From the way that the shark was thrashing and beating the water, one would think that the three-inch rope would part from the strain at any minute.
"Stop the ship!" cried the cook.
"Stop hell," retorted the Captain.
"You will never land him," insisted the cook; "she has too much bloody way on her."
"I'll attend to this ship; I am master here," said the Captain angrily.
"Master, you are?" here discipline between master and cook was fused away into the northeast trades. The cook, coming to attention with all the dignity of a newly-made corporal, said: "Captain, I'll have you understand that I have no masters, and"—shaking his fist at the Captain, and slapping himself on the breast, "do you think that I have always been a sea-cook?"
Under other conditions the Captain would have had him put in irons, but there was now too much at stake for him to even think of such a thing. For is not time the essence of all things? With this demon of the sea dangling on the end of a sixty-foot line, every minute seemed a century with the chance that hook, meat and line might sail away into fathomless depths.
"Get to Hell forward to your galley!

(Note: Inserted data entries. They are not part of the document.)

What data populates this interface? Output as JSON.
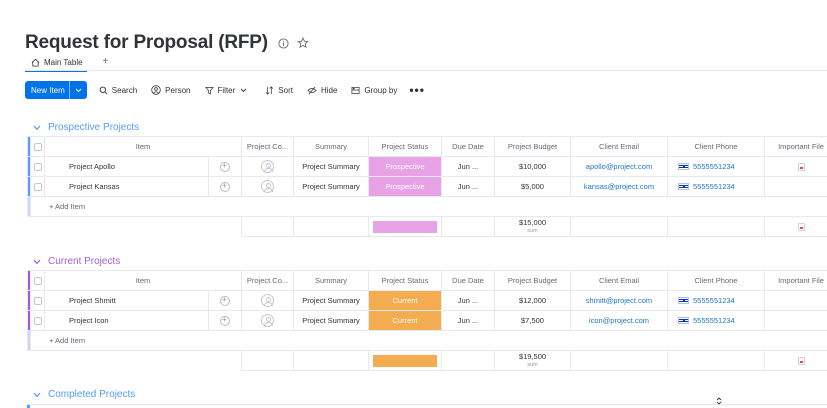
{
  "board": {
    "title": "Request for Proposal (RFP)",
    "tabs": {
      "main": "Main Table",
      "add": "+"
    }
  },
  "toolbar": {
    "new_item": "New Item",
    "search": "Search",
    "person": "Person",
    "filter": "Filter",
    "sort": "Sort",
    "hide": "Hide",
    "group_by": "Group by",
    "more": "•••"
  },
  "columns": {
    "item": "Item",
    "owner": "Project Co...",
    "summary": "Summary",
    "status": "Project Status",
    "due": "Due Date",
    "budget": "Project Budget",
    "email": "Client Email",
    "phone": "Client Phone",
    "files": "Important File"
  },
  "add_item": "+ Add Item",
  "groups": [
    {
      "name": "Prospective Projects",
      "color": "#579bfc",
      "status_color": "#e8a3e6",
      "rows": [
        {
          "name": "Project Apollo",
          "summary": "Project Summary",
          "status": "Prospective",
          "due": "Jun ...",
          "budget": "$10,000",
          "email": "apollo@project.com",
          "phone": "5555551234"
        },
        {
          "name": "Project Kansas",
          "summary": "Project Summary",
          "status": "Prospective",
          "due": "Jun ...",
          "budget": "$5,000",
          "email": "kansas@project.com",
          "phone": "5555551234"
        }
      ],
      "sum": {
        "value": "$15,000",
        "label": "sum"
      }
    },
    {
      "name": "Current Projects",
      "color": "#a25ddc",
      "status_color": "#f3ac4f",
      "rows": [
        {
          "name": "Project Shmitt",
          "summary": "Project Summary",
          "status": "Current",
          "due": "Jun ...",
          "budget": "$12,000",
          "email": "shmitt@project.com",
          "phone": "5555551234"
        },
        {
          "name": "Project Icon",
          "summary": "Project Summary",
          "status": "Current",
          "due": "Jun ...",
          "budget": "$7,500",
          "email": "icon@project.com",
          "phone": "5555551234"
        }
      ],
      "sum": {
        "value": "$19,500",
        "label": "sum"
      }
    },
    {
      "name": "Completed Projects",
      "color": "#579bfc"
    }
  ],
  "icons": {
    "info": "info-icon",
    "favorite": "star-icon",
    "home": "home-icon",
    "search": "search-icon",
    "person": "person-icon",
    "filter": "filter-icon",
    "sort": "sort-icon",
    "hide": "eye-off-icon",
    "group_by": "group-icon",
    "avatar": "avatar-icon",
    "add_update": "add-update-icon",
    "flag": "flag-israel-icon",
    "file": "file-icon"
  }
}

I will send for you when I need you"—Here the cook, with rage interrupted:
"To Hell with you, shark and ship! The American Consul shall hear about this!" With this parting shot he slouched forward to the galley.
"Here, damn you, here," continued the Captain, forgetting him on the instant. "Here, you, Nelson, put a sheep-shank in the shark-line—now hook your block in. That's the way. Hoist away on your tackle." After giving these orders he hopped up on the deck-load to direct the course of the incoming shark. With the crew pulling all their might, we could not get him in an inch.